Kleiner Raum, große Bilder
Nach dem Verlassen des Bahnhofs finden die Geschehnisse logischerweise nur noch in dem titelgebenden Zug statt, die Zahl der Örtlichkeiten ist also von da an stark beschränkt. Wir sehen hauptsächlich Zugkabinen, die Bar und das Restaurant. Kameramann Zambarloukos lockert diese vermeintlich Enge aber geschickt auf, auf der einen Seite durch vielfältige Perspektivenwechsel der Kamera, die auch schonmal von oben durch die Decke auf die Protagonisten herab schaut, auf der anderen Seite aber auch durch viele eingeflochtene Szenerie-Bilder, die wie Establishing-Shots eine weitschweifende Kamerafahrt auf die Umgebung des Zuges anbieten. Gelungen!
Alles wie gehabt?
Auf die Handlung möchte ich wie in den meisten Filmbesprechnungen hier in der WeltDerMedien.de nicht weiter eingehen, zumal sich dieses insbesondere bei dem Genre der Krimis verbietet. Wie sich jeder denken kann, geschieht ein Mord, und Hercule Poirot wird mit der Suche nach dem Täter beauftragt, die beendet sein muss, bis der Zug im nächsten Bahnhof einfährt. Die Charaktere wandeln sich im Verlauf der Ermittlungen und zeigen ihre wahren Gesichter, und nichts ist am Ende so, wie es am Anfang schien - das Drehbuch schafft es also, die Wendungen der Vorlage von Agatha Christie gut umzusetzen.
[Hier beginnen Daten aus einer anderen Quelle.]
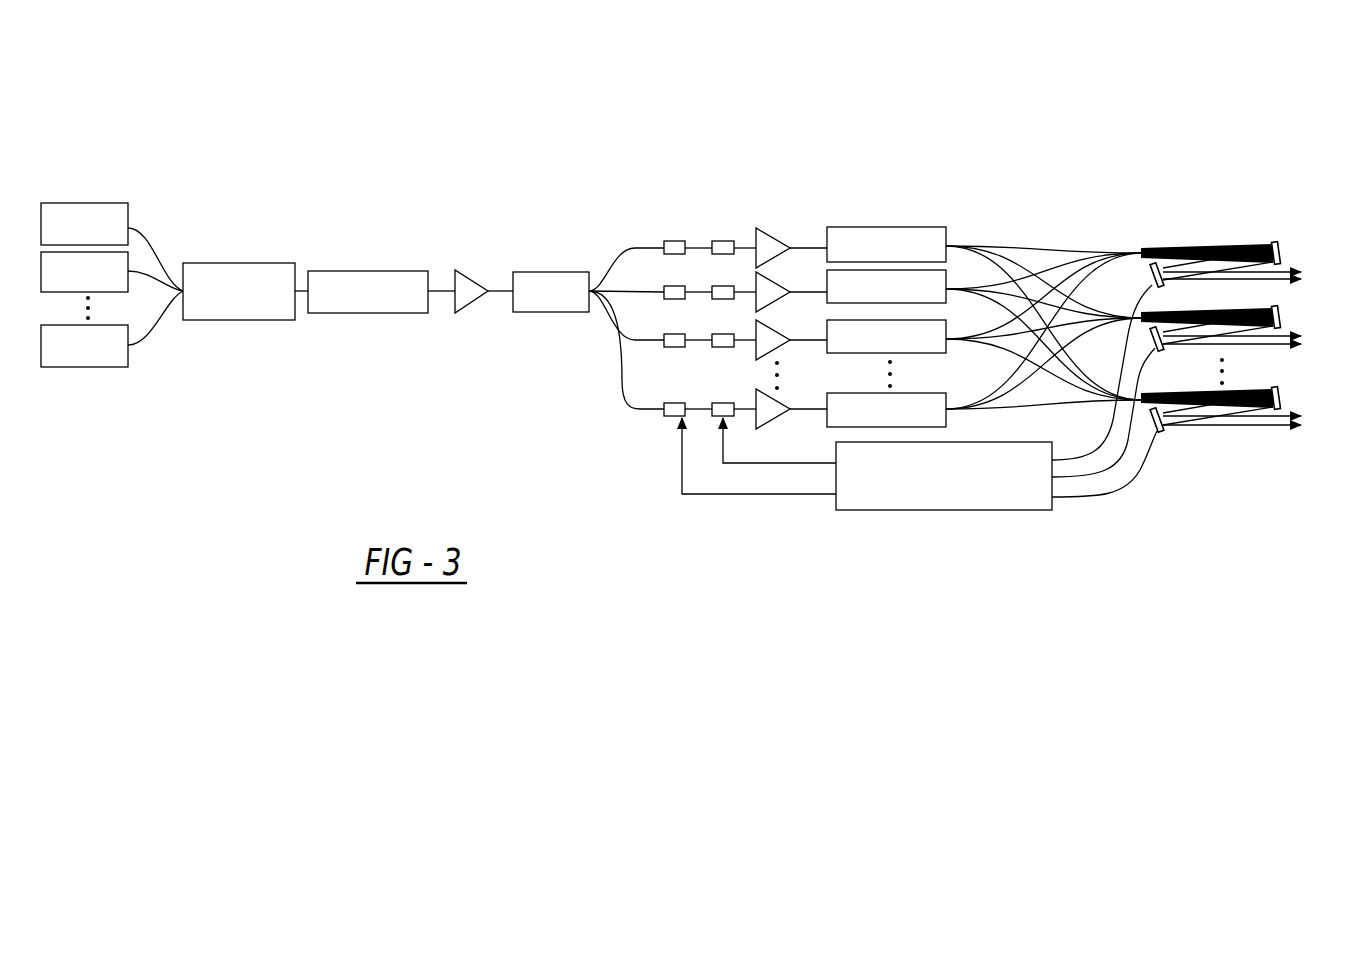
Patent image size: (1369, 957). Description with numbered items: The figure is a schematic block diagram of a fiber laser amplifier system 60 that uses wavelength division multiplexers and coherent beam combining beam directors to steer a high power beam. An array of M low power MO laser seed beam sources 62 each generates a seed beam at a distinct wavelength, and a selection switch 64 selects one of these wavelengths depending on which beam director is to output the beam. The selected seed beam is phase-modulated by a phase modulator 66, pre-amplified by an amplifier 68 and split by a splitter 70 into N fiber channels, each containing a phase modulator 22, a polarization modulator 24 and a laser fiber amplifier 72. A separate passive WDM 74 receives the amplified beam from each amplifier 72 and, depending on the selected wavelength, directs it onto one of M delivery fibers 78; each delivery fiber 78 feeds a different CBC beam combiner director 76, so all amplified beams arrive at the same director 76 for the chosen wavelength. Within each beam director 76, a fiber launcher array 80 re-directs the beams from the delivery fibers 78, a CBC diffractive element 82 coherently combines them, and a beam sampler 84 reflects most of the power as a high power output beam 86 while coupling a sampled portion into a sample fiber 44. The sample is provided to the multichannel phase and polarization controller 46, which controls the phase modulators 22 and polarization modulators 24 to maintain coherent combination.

The fiber laser amplifier system 60 is at (624, 96).
The MO laser seed beam sources 62 is at (108, 203).
The selection switch 64 is at (233, 263).
The phase modulator 66 is at (367, 271).
The amplifier 68 is at (469, 303).
The splitter 70 is at (536, 272).
The phase modulators 22 is at (676, 242).
The polarization modulators 24 is at (723, 242).
The laser fiber amplifiers 72 is at (777, 238).
The WDM 74 is at (870, 227).
The delivery fibers 78 is at (1025, 246).
The CBC beam combiner director 76 is at (1217, 200).
The fiber launcher array 80 is at (1148, 247).
The CBC diffractive element 82 is at (1282, 245).
The beam sampler 84 is at (1150, 275).
The high power output beam 86 is at (1275, 283).
The multichannel phase and polarization controller 46 is at (910, 510).
The sample fiber 44 is at (1091, 497).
Der Film unterhält und das Suchen nach Hinweisen auf den Mord macht Spaß, selbst wenn die Geschichte schon bekannt ist. Und das zeichnet für mein Dafürhalten diesen Film aus. Dem Ensemble ist es gelungen, trotz altbekannter Handlung einen mitreißenden Kinobesuch zu ermöglichen.
Musste das denn sein?
Ich möchte an dieser Stelle gerne auf die eingangs von mir aufgeworfenen Fragen zurückkommen. War es denn notwendig, einen weiteren Film über den "Mord im Orient-Express" zu drehen? Vor dem Gang ins Kino war ich gespannt, ob Branagh sich tatsächlich genau an die Vorlage halten würde, oder ob er wegen des Wissens über die Bekanntheit des Stoffs ausbrechen und eine neue Auflösung anbieten würde. Branagh entschied sich offenbar für ersteres, damit empfinde ich den Film leider als zwar sehr gut umgesetzt und unterhaltsam, aber dennoch als redundant. Die Filmtechnik ermöglicht zwar modernere und schönere Bilder als 1974, im Kern ist es allerdings der gleiche, handlungsbasierte Film geblieben wie damals. Allerdings denke ich, dass die Geschichte nicht veraltet ist und auch heutzutage durchaus noch einen Platz im Mainstream-Kino hat, und daher für einen spannenden Kinobesuch sorgen kann. Der Film hat mir durchaus gut gefallen, nur hätte ich mir etwas mehr Mut von Branagh gewünscht, sich von der Vorlage zu lösen um einen eigenständigeren Mord im Orient-Express zu drehen.